Les chercheurs ne se sont pas contentés de compter les victoires ; ils ont découvert la recette secrète pour garantir un scénario « Gagnant-Gagnant ». Il s'avère que le résultat dépend fortement de la manière dont vous gérez la culture de couverture, un peu comme on règle une radio pour obtenir le signal le plus clair. Ils ont établi quelques règles d'or :
- Ne pas trop en faire sur le vert : Il existe un seuil optimal pour la quantité de matière végétale (biomasse) que la culture de couverture doit produire. L'étude a montré que si la biomasse de la culture de couverture reste inférieure à 7,65 tonnes par hectare, la synergie est forte. Si elle devient trop épaisse, elle peut commencer à lutter avec la culture suivante pour l'eau et les nutriments, surtout dans les zones arides.
- Le temps est votre allié : Vous ne pouvez pas attendre un miracle du jour au lendemain. Les bénéfices commencent réellement à s'accumuler après que la culture de couverture a fait partie de la ferme pendant plus de 4 ans. C'est comme construire un compte d'épargne ; les intérêts se cumulent avec le temps.
- Choisissez la bonne équipe : Utiliser des cultures de couverture de type légumineuses (comme le trèfle ou la vesce) change la donne. Ces plantes sont des fixatrices naturelles d'azote, ce qui signifie qu'elles puisent les nutriments dans l'air et les déposent dans le sol, agissant comme un coup de pouce gratuit en fertilisant pour la culture suivante.
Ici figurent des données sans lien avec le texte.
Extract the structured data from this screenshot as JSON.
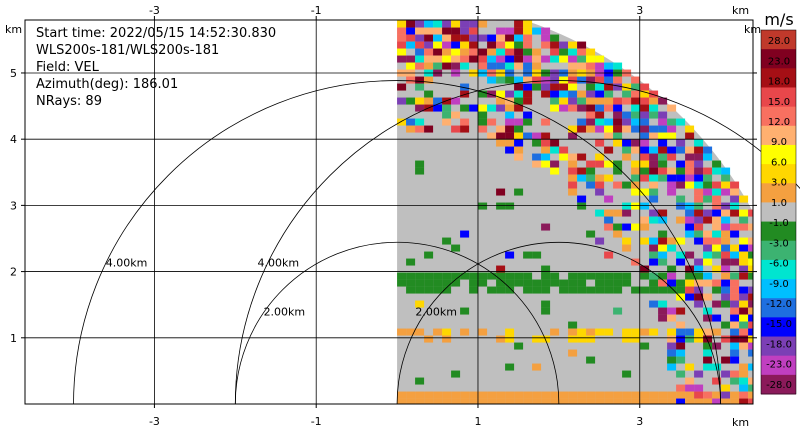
{
  "info": {
    "start_time": "Start time: 2022/05/15 14:52:30.830",
    "instrument": "WLS200s-181/WLS200s-181",
    "field": "Field: VEL",
    "azimuth": "Azimuth(deg): 186.01",
    "nrays": "NRays: 89"
  },
  "chart_data": {
    "type": "heatmap",
    "description_units": "km",
    "x_unit_label": "km",
    "y_unit_label": "km",
    "x_ticks": [
      "-3",
      "-1",
      "1",
      "3"
    ],
    "x_tick_values": [
      -3,
      -1,
      1,
      3
    ],
    "y_ticks": [
      "1",
      "2",
      "3",
      "4",
      "5"
    ],
    "y_tick_values": [
      1,
      2,
      3,
      4,
      5
    ],
    "xlim": [
      -4.6,
      4.4
    ],
    "ylim": [
      0,
      5.8
    ],
    "grid": true,
    "range_rings": [
      {
        "radius_km": 2.0,
        "center_x": 0,
        "label": "2.00km"
      },
      {
        "radius_km": 4.0,
        "center_x": 0,
        "label": "4.00km"
      },
      {
        "radius_km": 2.0,
        "center_x": 2.0,
        "label": "2.00km"
      },
      {
        "radius_km": 4.0,
        "center_x": 2.0,
        "label": "4.00km"
      }
    ],
    "sector": {
      "center_x": 0,
      "angle_start_deg": 0,
      "angle_end_deg": 90,
      "max_range_km": 5.0
    },
    "colorbar": {
      "title": "m/s",
      "labels": [
        "28.0",
        "23.0",
        "18.0",
        "15.0",
        "12.0",
        "9.0",
        "6.0",
        "3.0",
        "1.0",
        "-1.0",
        "-3.0",
        "-6.0",
        "-9.0",
        "-12.0",
        "-15.0",
        "-18.0",
        "-23.0",
        "-28.0"
      ],
      "colors": [
        "#c0392b",
        "#800020",
        "#a50f15",
        "#e8474b",
        "#f87060",
        "#ffb070",
        "#ffff00",
        "#ffd700",
        "#f4a040",
        "#bfbfbf",
        "#228b22",
        "#3cb371",
        "#00e5d0",
        "#00bfff",
        "#1e6fe0",
        "#0000ff",
        "#7b3fb5",
        "#c03fc0",
        "#8b1a5a"
      ]
    }
  }
}
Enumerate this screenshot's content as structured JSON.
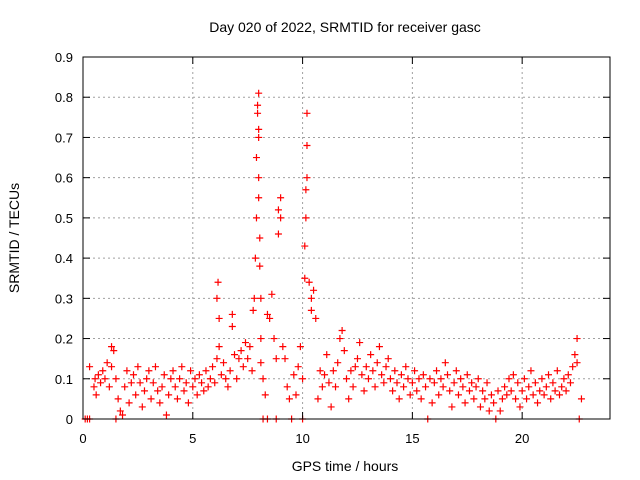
{
  "chart_data": {
    "type": "scatter",
    "title": "Day 020 of 2022, SRMTID for receiver gasc",
    "xlabel": "GPS time / hours",
    "ylabel": "SRMTID / TECUs",
    "xlim": [
      0,
      24
    ],
    "ylim": [
      0,
      0.9
    ],
    "grid": true,
    "x_ticks": [
      0,
      5,
      10,
      15,
      20
    ],
    "x_tick_labels": [
      "0",
      "5",
      "10",
      "15",
      "20"
    ],
    "y_ticks": [
      0,
      0.1,
      0.2,
      0.3,
      0.4,
      0.5,
      0.6,
      0.7,
      0.8,
      0.9
    ],
    "y_tick_labels": [
      "0",
      "0.1",
      "0.2",
      "0.3",
      "0.4",
      "0.5",
      "0.6",
      "0.7",
      "0.8",
      "0.9"
    ],
    "marker": "+",
    "color": "#ff0000",
    "series": [
      {
        "name": "SRMTID",
        "points": [
          [
            0.1,
            0.0
          ],
          [
            0.2,
            0.0
          ],
          [
            0.3,
            0.0
          ],
          [
            0.3,
            0.13
          ],
          [
            0.5,
            0.08
          ],
          [
            0.55,
            0.1
          ],
          [
            0.6,
            0.06
          ],
          [
            0.7,
            0.11
          ],
          [
            0.8,
            0.09
          ],
          [
            0.9,
            0.12
          ],
          [
            1.0,
            0.1
          ],
          [
            1.1,
            0.14
          ],
          [
            1.2,
            0.08
          ],
          [
            1.3,
            0.13
          ],
          [
            1.3,
            0.18
          ],
          [
            1.4,
            0.17
          ],
          [
            1.5,
            0.1
          ],
          [
            1.6,
            0.05
          ],
          [
            1.7,
            0.02
          ],
          [
            1.5,
            0.0
          ],
          [
            1.8,
            0.01
          ],
          [
            1.9,
            0.08
          ],
          [
            2.0,
            0.12
          ],
          [
            2.1,
            0.04
          ],
          [
            2.2,
            0.09
          ],
          [
            2.3,
            0.11
          ],
          [
            2.4,
            0.06
          ],
          [
            2.5,
            0.13
          ],
          [
            2.6,
            0.09
          ],
          [
            2.7,
            0.03
          ],
          [
            2.8,
            0.07
          ],
          [
            2.9,
            0.1
          ],
          [
            3.0,
            0.12
          ],
          [
            3.1,
            0.05
          ],
          [
            3.2,
            0.09
          ],
          [
            3.3,
            0.13
          ],
          [
            3.4,
            0.07
          ],
          [
            3.5,
            0.04
          ],
          [
            3.6,
            0.08
          ],
          [
            3.7,
            0.11
          ],
          [
            3.8,
            0.01
          ],
          [
            3.9,
            0.06
          ],
          [
            4.0,
            0.1
          ],
          [
            4.1,
            0.12
          ],
          [
            4.2,
            0.08
          ],
          [
            4.3,
            0.05
          ],
          [
            4.4,
            0.1
          ],
          [
            4.5,
            0.13
          ],
          [
            4.6,
            0.07
          ],
          [
            4.7,
            0.09
          ],
          [
            4.8,
            0.04
          ],
          [
            4.9,
            0.12
          ],
          [
            5.0,
            0.08
          ],
          [
            5.1,
            0.1
          ],
          [
            5.2,
            0.06
          ],
          [
            5.3,
            0.11
          ],
          [
            5.4,
            0.09
          ],
          [
            5.5,
            0.07
          ],
          [
            5.6,
            0.12
          ],
          [
            5.7,
            0.08
          ],
          [
            5.8,
            0.1
          ],
          [
            5.9,
            0.13
          ],
          [
            6.0,
            0.09
          ],
          [
            6.1,
            0.15
          ],
          [
            6.1,
            0.3
          ],
          [
            6.15,
            0.34
          ],
          [
            6.2,
            0.25
          ],
          [
            6.2,
            0.18
          ],
          [
            6.3,
            0.11
          ],
          [
            6.4,
            0.14
          ],
          [
            6.5,
            0.1
          ],
          [
            6.6,
            0.08
          ],
          [
            6.7,
            0.12
          ],
          [
            6.8,
            0.23
          ],
          [
            6.8,
            0.26
          ],
          [
            6.9,
            0.16
          ],
          [
            7.0,
            0.1
          ],
          [
            7.1,
            0.15
          ],
          [
            7.2,
            0.17
          ],
          [
            7.3,
            0.13
          ],
          [
            7.4,
            0.19
          ],
          [
            7.5,
            0.15
          ],
          [
            7.6,
            0.18
          ],
          [
            7.7,
            0.12
          ],
          [
            7.75,
            0.27
          ],
          [
            7.8,
            0.3
          ],
          [
            7.85,
            0.4
          ],
          [
            7.9,
            0.5
          ],
          [
            7.9,
            0.65
          ],
          [
            7.95,
            0.78
          ],
          [
            8.0,
            0.81
          ],
          [
            7.95,
            0.76
          ],
          [
            8.0,
            0.72
          ],
          [
            8.0,
            0.7
          ],
          [
            8.0,
            0.6
          ],
          [
            8.0,
            0.55
          ],
          [
            8.05,
            0.45
          ],
          [
            8.05,
            0.38
          ],
          [
            8.1,
            0.3
          ],
          [
            8.1,
            0.2
          ],
          [
            8.1,
            0.14
          ],
          [
            8.2,
            0.1
          ],
          [
            8.3,
            0.06
          ],
          [
            8.4,
            0.0
          ],
          [
            8.2,
            0.0
          ],
          [
            8.4,
            0.26
          ],
          [
            8.5,
            0.25
          ],
          [
            8.6,
            0.31
          ],
          [
            8.7,
            0.2
          ],
          [
            8.8,
            0.15
          ],
          [
            8.8,
            0.0
          ],
          [
            8.9,
            0.46
          ],
          [
            8.9,
            0.52
          ],
          [
            9.0,
            0.55
          ],
          [
            9.0,
            0.5
          ],
          [
            9.1,
            0.18
          ],
          [
            9.2,
            0.15
          ],
          [
            9.3,
            0.08
          ],
          [
            9.4,
            0.05
          ],
          [
            9.5,
            0.0
          ],
          [
            9.6,
            0.11
          ],
          [
            9.7,
            0.06
          ],
          [
            9.8,
            0.13
          ],
          [
            9.9,
            0.18
          ],
          [
            10.0,
            0.1
          ],
          [
            10.0,
            0.0
          ],
          [
            10.1,
            0.35
          ],
          [
            10.1,
            0.43
          ],
          [
            10.15,
            0.5
          ],
          [
            10.15,
            0.57
          ],
          [
            10.2,
            0.6
          ],
          [
            10.2,
            0.68
          ],
          [
            10.2,
            0.76
          ],
          [
            10.3,
            0.34
          ],
          [
            10.4,
            0.3
          ],
          [
            10.4,
            0.27
          ],
          [
            10.5,
            0.32
          ],
          [
            10.6,
            0.25
          ],
          [
            10.7,
            0.05
          ],
          [
            10.8,
            0.12
          ],
          [
            10.9,
            0.08
          ],
          [
            11.0,
            0.11
          ],
          [
            11.1,
            0.16
          ],
          [
            11.2,
            0.09
          ],
          [
            11.3,
            0.03
          ],
          [
            11.4,
            0.12
          ],
          [
            11.5,
            0.08
          ],
          [
            11.6,
            0.14
          ],
          [
            11.7,
            0.2
          ],
          [
            11.8,
            0.22
          ],
          [
            11.9,
            0.17
          ],
          [
            12.0,
            0.1
          ],
          [
            12.1,
            0.05
          ],
          [
            12.2,
            0.12
          ],
          [
            12.3,
            0.08
          ],
          [
            12.4,
            0.13
          ],
          [
            12.5,
            0.15
          ],
          [
            12.6,
            0.19
          ],
          [
            12.7,
            0.11
          ],
          [
            12.8,
            0.07
          ],
          [
            12.9,
            0.13
          ],
          [
            13.0,
            0.1
          ],
          [
            13.1,
            0.16
          ],
          [
            13.2,
            0.12
          ],
          [
            13.3,
            0.08
          ],
          [
            13.4,
            0.14
          ],
          [
            13.5,
            0.18
          ],
          [
            13.6,
            0.11
          ],
          [
            13.7,
            0.09
          ],
          [
            13.8,
            0.13
          ],
          [
            13.9,
            0.15
          ],
          [
            14.0,
            0.1
          ],
          [
            14.1,
            0.07
          ],
          [
            14.2,
            0.12
          ],
          [
            14.3,
            0.09
          ],
          [
            14.4,
            0.05
          ],
          [
            14.5,
            0.11
          ],
          [
            14.6,
            0.08
          ],
          [
            14.7,
            0.13
          ],
          [
            14.8,
            0.1
          ],
          [
            14.9,
            0.06
          ],
          [
            15.0,
            0.09
          ],
          [
            15.1,
            0.12
          ],
          [
            15.2,
            0.07
          ],
          [
            15.3,
            0.1
          ],
          [
            15.4,
            0.05
          ],
          [
            15.5,
            0.11
          ],
          [
            15.6,
            0.08
          ],
          [
            15.7,
            0.0
          ],
          [
            15.8,
            0.1
          ],
          [
            15.9,
            0.04
          ],
          [
            16.0,
            0.09
          ],
          [
            16.1,
            0.12
          ],
          [
            16.2,
            0.06
          ],
          [
            16.3,
            0.1
          ],
          [
            16.4,
            0.08
          ],
          [
            16.5,
            0.14
          ],
          [
            16.6,
            0.11
          ],
          [
            16.7,
            0.07
          ],
          [
            16.8,
            0.03
          ],
          [
            16.9,
            0.09
          ],
          [
            17.0,
            0.12
          ],
          [
            17.1,
            0.06
          ],
          [
            17.2,
            0.1
          ],
          [
            17.3,
            0.08
          ],
          [
            17.4,
            0.04
          ],
          [
            17.5,
            0.11
          ],
          [
            17.6,
            0.07
          ],
          [
            17.7,
            0.09
          ],
          [
            17.8,
            0.05
          ],
          [
            17.9,
            0.08
          ],
          [
            18.0,
            0.1
          ],
          [
            18.1,
            0.03
          ],
          [
            18.2,
            0.07
          ],
          [
            18.3,
            0.05
          ],
          [
            18.4,
            0.09
          ],
          [
            18.5,
            0.02
          ],
          [
            18.6,
            0.06
          ],
          [
            18.7,
            0.04
          ],
          [
            18.8,
            0.0
          ],
          [
            18.9,
            0.07
          ],
          [
            19.0,
            0.02
          ],
          [
            19.1,
            0.05
          ],
          [
            19.2,
            0.08
          ],
          [
            19.3,
            0.06
          ],
          [
            19.4,
            0.1
          ],
          [
            19.5,
            0.07
          ],
          [
            19.6,
            0.11
          ],
          [
            19.7,
            0.05
          ],
          [
            19.8,
            0.09
          ],
          [
            19.9,
            0.03
          ],
          [
            20.0,
            0.07
          ],
          [
            20.1,
            0.1
          ],
          [
            20.2,
            0.05
          ],
          [
            20.3,
            0.08
          ],
          [
            20.4,
            0.12
          ],
          [
            20.5,
            0.06
          ],
          [
            20.6,
            0.09
          ],
          [
            20.7,
            0.04
          ],
          [
            20.8,
            0.07
          ],
          [
            20.9,
            0.1
          ],
          [
            21.0,
            0.06
          ],
          [
            21.1,
            0.08
          ],
          [
            21.2,
            0.11
          ],
          [
            21.3,
            0.05
          ],
          [
            21.4,
            0.09
          ],
          [
            21.5,
            0.07
          ],
          [
            21.6,
            0.12
          ],
          [
            21.7,
            0.06
          ],
          [
            21.8,
            0.08
          ],
          [
            21.9,
            0.1
          ],
          [
            22.0,
            0.07
          ],
          [
            22.1,
            0.11
          ],
          [
            22.2,
            0.09
          ],
          [
            22.3,
            0.13
          ],
          [
            22.4,
            0.16
          ],
          [
            22.5,
            0.2
          ],
          [
            22.5,
            0.14
          ],
          [
            22.6,
            0.0
          ],
          [
            22.7,
            0.05
          ]
        ]
      }
    ]
  }
}
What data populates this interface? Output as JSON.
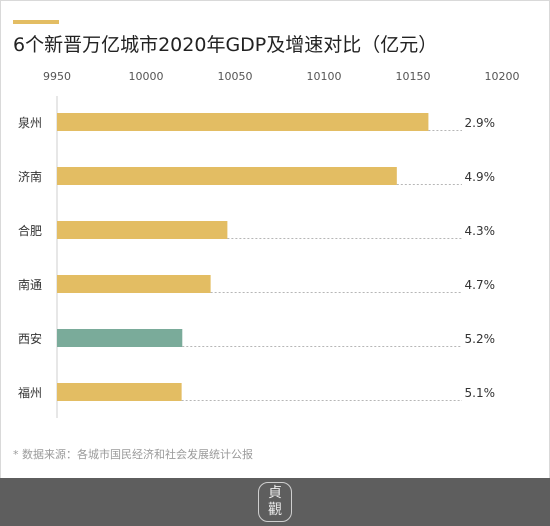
{
  "title": "6个新晋万亿城市2020年GDP及增速对比（亿元）",
  "source": "* 数据来源：各城市国民经济和社会发展统计公报",
  "logo_text": "貞觀",
  "colors": {
    "accent": "#e3bd63",
    "bar_default": "#e3bd63",
    "bar_highlight": "#7aab9a",
    "footer": "#5e5e5e"
  },
  "chart_data": {
    "type": "bar",
    "orientation": "horizontal",
    "categories": [
      "泉州",
      "济南",
      "合肥",
      "南通",
      "西安",
      "福州"
    ],
    "values": [
      10158.66,
      10140.91,
      10045.72,
      10036.31,
      10020.39,
      10020.02
    ],
    "growth_labels": [
      "2.9%",
      "4.9%",
      "4.3%",
      "4.7%",
      "5.2%",
      "5.1%"
    ],
    "highlight": "西安",
    "xlim": [
      9950,
      10200
    ],
    "xticks": [
      "9950",
      "10000",
      "10050",
      "10100",
      "10150",
      "10200"
    ],
    "grid": false
  }
}
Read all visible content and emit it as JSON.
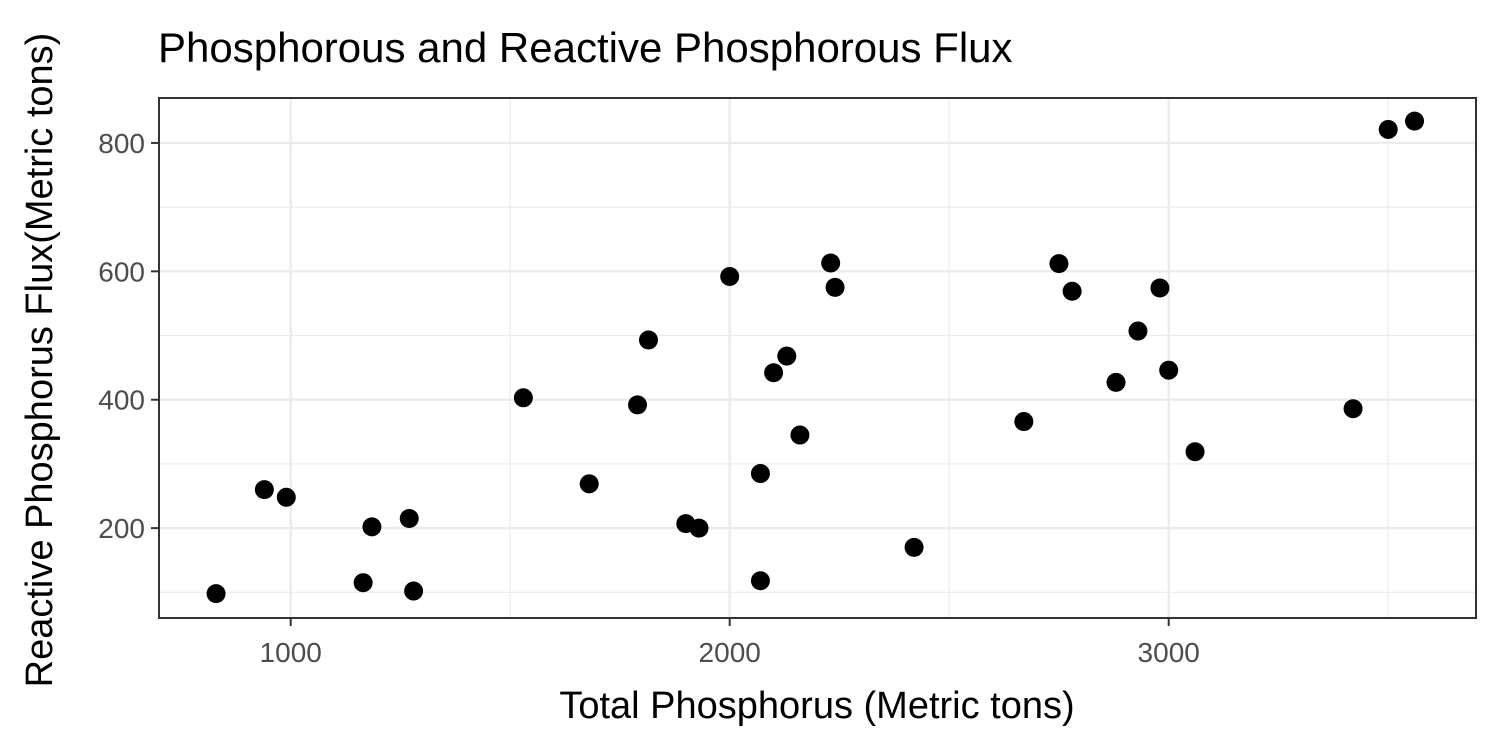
{
  "chart_data": {
    "type": "scatter",
    "title": "Phosphorous and Reactive Phosphorous Flux",
    "xlabel": "Total Phosphorus (Metric tons)",
    "ylabel": "Reactive Phosphorus Flux(Metric tons)",
    "xlim": [
      700,
      3700
    ],
    "ylim": [
      60,
      870
    ],
    "x_ticks": [
      1000,
      2000,
      3000
    ],
    "y_ticks": [
      200,
      400,
      600,
      800
    ],
    "x_tick_labels": [
      "1000",
      "2000",
      "3000"
    ],
    "y_tick_labels": [
      "200",
      "400",
      "600",
      "800"
    ],
    "x_minor_ticks": [
      1500,
      2500,
      3500
    ],
    "y_minor_ticks": [
      100,
      300,
      500,
      700
    ],
    "grid": true,
    "legend": "none",
    "point_color": "#000000",
    "points": [
      {
        "x": 830,
        "y": 98
      },
      {
        "x": 940,
        "y": 260
      },
      {
        "x": 990,
        "y": 248
      },
      {
        "x": 1165,
        "y": 115
      },
      {
        "x": 1185,
        "y": 202
      },
      {
        "x": 1270,
        "y": 215
      },
      {
        "x": 1280,
        "y": 102
      },
      {
        "x": 1530,
        "y": 403
      },
      {
        "x": 1680,
        "y": 269
      },
      {
        "x": 1790,
        "y": 392
      },
      {
        "x": 1815,
        "y": 493
      },
      {
        "x": 1900,
        "y": 207
      },
      {
        "x": 1930,
        "y": 200
      },
      {
        "x": 2000,
        "y": 592
      },
      {
        "x": 2070,
        "y": 285
      },
      {
        "x": 2070,
        "y": 118
      },
      {
        "x": 2100,
        "y": 442
      },
      {
        "x": 2130,
        "y": 468
      },
      {
        "x": 2160,
        "y": 345
      },
      {
        "x": 2230,
        "y": 613
      },
      {
        "x": 2240,
        "y": 575
      },
      {
        "x": 2420,
        "y": 170
      },
      {
        "x": 2670,
        "y": 366
      },
      {
        "x": 2750,
        "y": 612
      },
      {
        "x": 2780,
        "y": 569
      },
      {
        "x": 2880,
        "y": 427
      },
      {
        "x": 2930,
        "y": 507
      },
      {
        "x": 2980,
        "y": 574
      },
      {
        "x": 3000,
        "y": 446
      },
      {
        "x": 3060,
        "y": 319
      },
      {
        "x": 3420,
        "y": 386
      },
      {
        "x": 3500,
        "y": 821
      },
      {
        "x": 3560,
        "y": 834
      }
    ]
  }
}
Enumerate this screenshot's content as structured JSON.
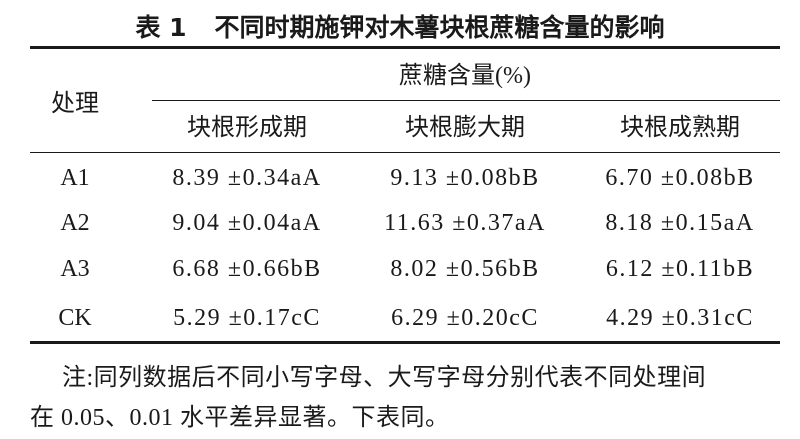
{
  "header": {
    "label": "表 1",
    "title": "不同时期施钾对木薯块根蔗糖含量的影响"
  },
  "table": {
    "header": {
      "treatment": "处理",
      "group": "蔗糖含量(%)",
      "columns": [
        "块根形成期",
        "块根膨大期",
        "块根成熟期"
      ]
    },
    "rows": [
      [
        "A1",
        "8.39 ±0.34aA",
        "9.13 ±0.08bB",
        "6.70 ±0.08bB"
      ],
      [
        "A2",
        "9.04 ±0.04aA",
        "11.63 ±0.37aA",
        "8.18 ±0.15aA"
      ],
      [
        "A3",
        "6.68 ±0.66bB",
        "8.02 ±0.56bB",
        "6.12 ±0.11bB"
      ],
      [
        "CK",
        "5.29 ±0.17cC",
        "6.29 ±0.20cC",
        "4.29 ±0.31cC"
      ]
    ]
  },
  "note": {
    "lines": [
      "注:同列数据后不同小写字母、大写字母分别代表不同处理间",
      "在 0.05、0.01 水平差异显著。下表同。"
    ]
  }
}
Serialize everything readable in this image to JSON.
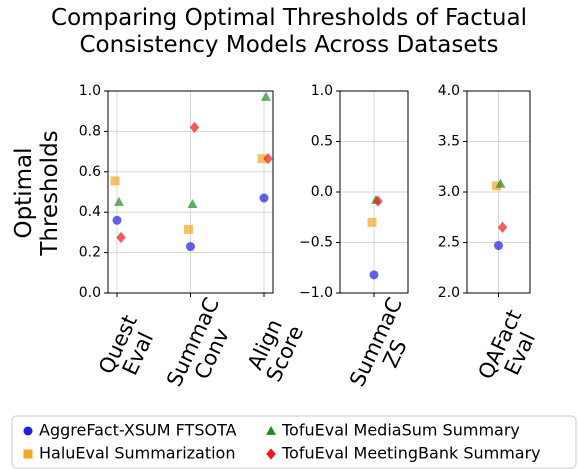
{
  "chart_data": {
    "type": "scatter",
    "title": "Comparing Optimal Thresholds of Factual Consistency Models Across Datasets",
    "ylabel": "Optimal Thresholds",
    "grid": true,
    "legend": "bottom",
    "series": [
      {
        "name": "AggreFact-XSUM FTSOTA",
        "color": "#2020e0",
        "marker": "circle"
      },
      {
        "name": "HaluEval Summarization",
        "color": "#f5a623",
        "marker": "square"
      },
      {
        "name": "TofuEval MediaSum Summary",
        "color": "#1f8a1f",
        "marker": "triangle"
      },
      {
        "name": "TofuEval MeetingBank Summary",
        "color": "#f01818",
        "marker": "diamond"
      }
    ],
    "panels": [
      {
        "categories": [
          "Quest Eval",
          "SummaC Conv",
          "Align Score"
        ],
        "ylim": [
          0,
          1
        ],
        "yticks": [
          {
            "value": 0,
            "label": "0.0"
          },
          0.2,
          0.4,
          0.6,
          0.8,
          {
            "value": 1,
            "label": "1.0"
          }
        ],
        "series": [
          {
            "values": [
              0.36,
              0.23,
              0.47
            ]
          },
          {
            "values": [
              0.555,
              0.315,
              0.665
            ]
          },
          {
            "values": [
              0.45,
              0.44,
              0.97
            ]
          },
          {
            "values": [
              0.275,
              0.82,
              0.665
            ]
          }
        ]
      },
      {
        "categories": [
          "SummaC ZS"
        ],
        "ylim": [
          -1,
          1
        ],
        "yticks": [
          {
            "value": -1,
            "label": "−1.0"
          },
          {
            "value": -0.5,
            "label": "−0.5"
          },
          {
            "value": 0,
            "label": "0.0"
          },
          0.5,
          {
            "value": 1,
            "label": "1.0"
          }
        ],
        "series": [
          {
            "values": [
              -0.82
            ]
          },
          {
            "values": [
              -0.3
            ]
          },
          {
            "values": [
              -0.08
            ]
          },
          {
            "values": [
              -0.09
            ]
          }
        ]
      },
      {
        "categories": [
          "QAFact Eval"
        ],
        "ylim": [
          2,
          4
        ],
        "yticks": [
          {
            "value": 2,
            "label": "2.0"
          },
          2.5,
          {
            "value": 3,
            "label": "3.0"
          },
          3.5,
          {
            "value": 4,
            "label": "4.0"
          }
        ],
        "series": [
          {
            "values": [
              2.47
            ]
          },
          {
            "values": [
              3.06
            ]
          },
          {
            "values": [
              3.08
            ]
          },
          {
            "values": [
              2.65
            ]
          }
        ]
      }
    ]
  }
}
- Soyez doux avec le sol : Utiliser le « semis direct » ou le « labour de conservation » (ce qui signifie perturber moins le sol) fonctionne bien mieux que le labour traditionnel. Cela maintient la structure du sol et retient l'humidité.
- Surveillez l'azote : Ajouter trop d'engrais chimiques peut en réalité nuire au partenariat. L'étude suggère que réduire les apports d'azote aide les cultures de couverture à mieux faire leur travail, en particulier les légumineuses.
L'étude a également souligné que le lieu où vous cultivez importe. Dans les régions humides et tempérées, les cultures de couverture mènent presque toujours à un scénario « Gagnant-Gagnant » car il y a assez d'eau pour tout le monde. Mais dans les régions sèches et arides, les règles changent. Là, la culture de couverture doit être gérée avec soin pour éviter de voler l'eau de la culture principale. Si le sol est déjà sec, une culture de couverture qui devient trop imposante peut en fait assécher le sol avant la saison suivante.
En fin de compte, cette recherche suggère que la vieille peur de devoir choisir entre sécurité alimentaire et action climatique est peut-être obsolète. En suivant des stratégies spécifiques et adaptées au contexte — comme contrôler la biomasse, planter des légumineuses et être patient — le scénario « Gagnant-Gagnant » est le résultat le plus courant. Ce n'est pas une baguette magique qui fonctionne de la même manière partout, mais c'est une boîte à outils fiable qui peut aider les agriculteurs à nourrir le monde tout en soignant la planète, un champ à la fois.